中国で資金繰り悪化に悩む民間企業が増えている。中央政府の大号令の下、国有資本による民間企業救済の動きが広がっているが、問題もある。
9月4日、中国人民銀行と中国工商聯(日本の経団連に相当)が共催する「民間企業金融サービス座談会」で、著名女性経営者の何巧女氏は開口一番、人民銀行の易綱総裁に向けて次のように言い放った。「民間企業の資金繰りはたいへん厳しい。易総裁が私に銀行を一つくれたら、血まみれで倒れている企業を救ってみせる!」
何氏は、北京に本社を置く中国最大の造園会社である東方園林の創業者で董事長を務める。不動産市場の急拡大に伴い、急成長してきた東方園林は、水処理インフラ、観光施設など政府系の建設関連ビジネスにも進出した。
ただし、政府系のプロジェクトは資金回収の周期が長く、遅延や未払いも日常茶飯事だ。さらに、2017年4月に発表された地方政府の債務拡大に対する国務院の禁止令が、地方政府の資金調達をますます悪化させてしまった。

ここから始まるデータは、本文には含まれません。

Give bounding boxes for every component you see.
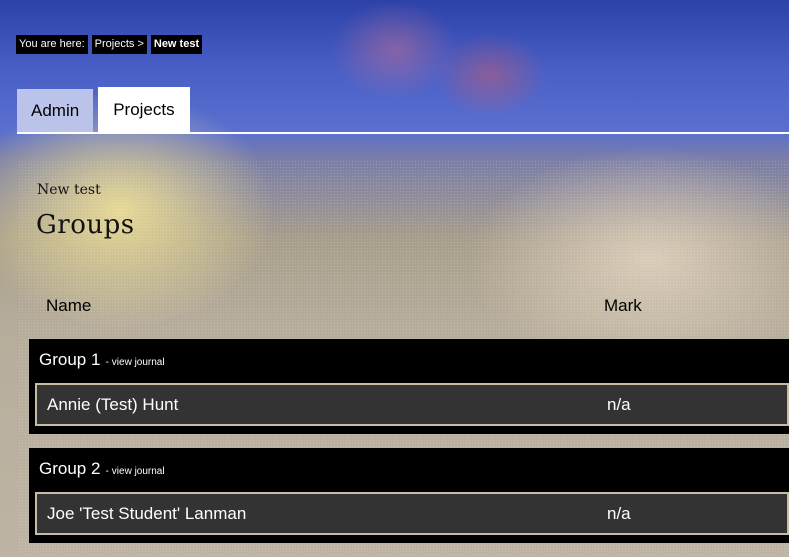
breadcrumb: You are here: Projects > New test xyxy=(16,34,206,54)
group-name: Group 1 xyxy=(39,350,101,369)
group-header: Group 2 - view journal xyxy=(29,448,789,490)
group-name: Group 2 xyxy=(39,459,101,478)
page-subtitle: New test xyxy=(37,182,101,198)
group-separator: - xyxy=(105,465,109,477)
tab-divider xyxy=(17,132,789,134)
tab-admin[interactable]: Admin xyxy=(17,89,94,132)
main-tabs: Admin Projects xyxy=(17,87,190,133)
member-row-container: Joe 'Test Student' Lanman n/a xyxy=(29,490,789,543)
member-name: Joe 'Test Student' Lanman xyxy=(47,504,247,523)
column-header-mark: Mark xyxy=(604,296,642,315)
table-row: Joe 'Test Student' Lanman n/a xyxy=(35,492,789,535)
member-mark: n/a xyxy=(607,395,631,414)
member-name: Annie (Test) Hunt xyxy=(47,395,179,414)
page-title: Groups xyxy=(36,210,135,240)
column-header-name: Name xyxy=(46,296,92,315)
breadcrumb-prefix: You are here: xyxy=(16,34,88,54)
breadcrumb-link-projects[interactable]: Projects > xyxy=(91,34,147,54)
member-mark: n/a xyxy=(607,504,631,523)
group-separator: - xyxy=(105,356,109,368)
view-journal-link[interactable]: view journal xyxy=(112,466,165,477)
view-journal-link[interactable]: view journal xyxy=(112,357,165,368)
breadcrumb-current: New test xyxy=(150,34,203,54)
table-row: Annie (Test) Hunt n/a xyxy=(35,383,789,426)
tab-projects[interactable]: Projects xyxy=(98,87,190,133)
member-row-container: Annie (Test) Hunt n/a xyxy=(29,381,789,434)
group-header: Group 1 - view journal xyxy=(29,339,789,381)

公表資料によると、東方園林の18年上半期の受注契約額は339億元(1元は約16円)と前年度売上高150億元の約2.3倍となっており、受注をこなすために、十分な資金調達が不可欠だった。だが、東方園林はつまずいた。国内格付けはAA+と良好だったにもかかわらず、政府系プロジェクトの問題が懸念され、今年5月に実施した10億元規模の社債発行に対して、0.5億元しか調達できなかったのだ。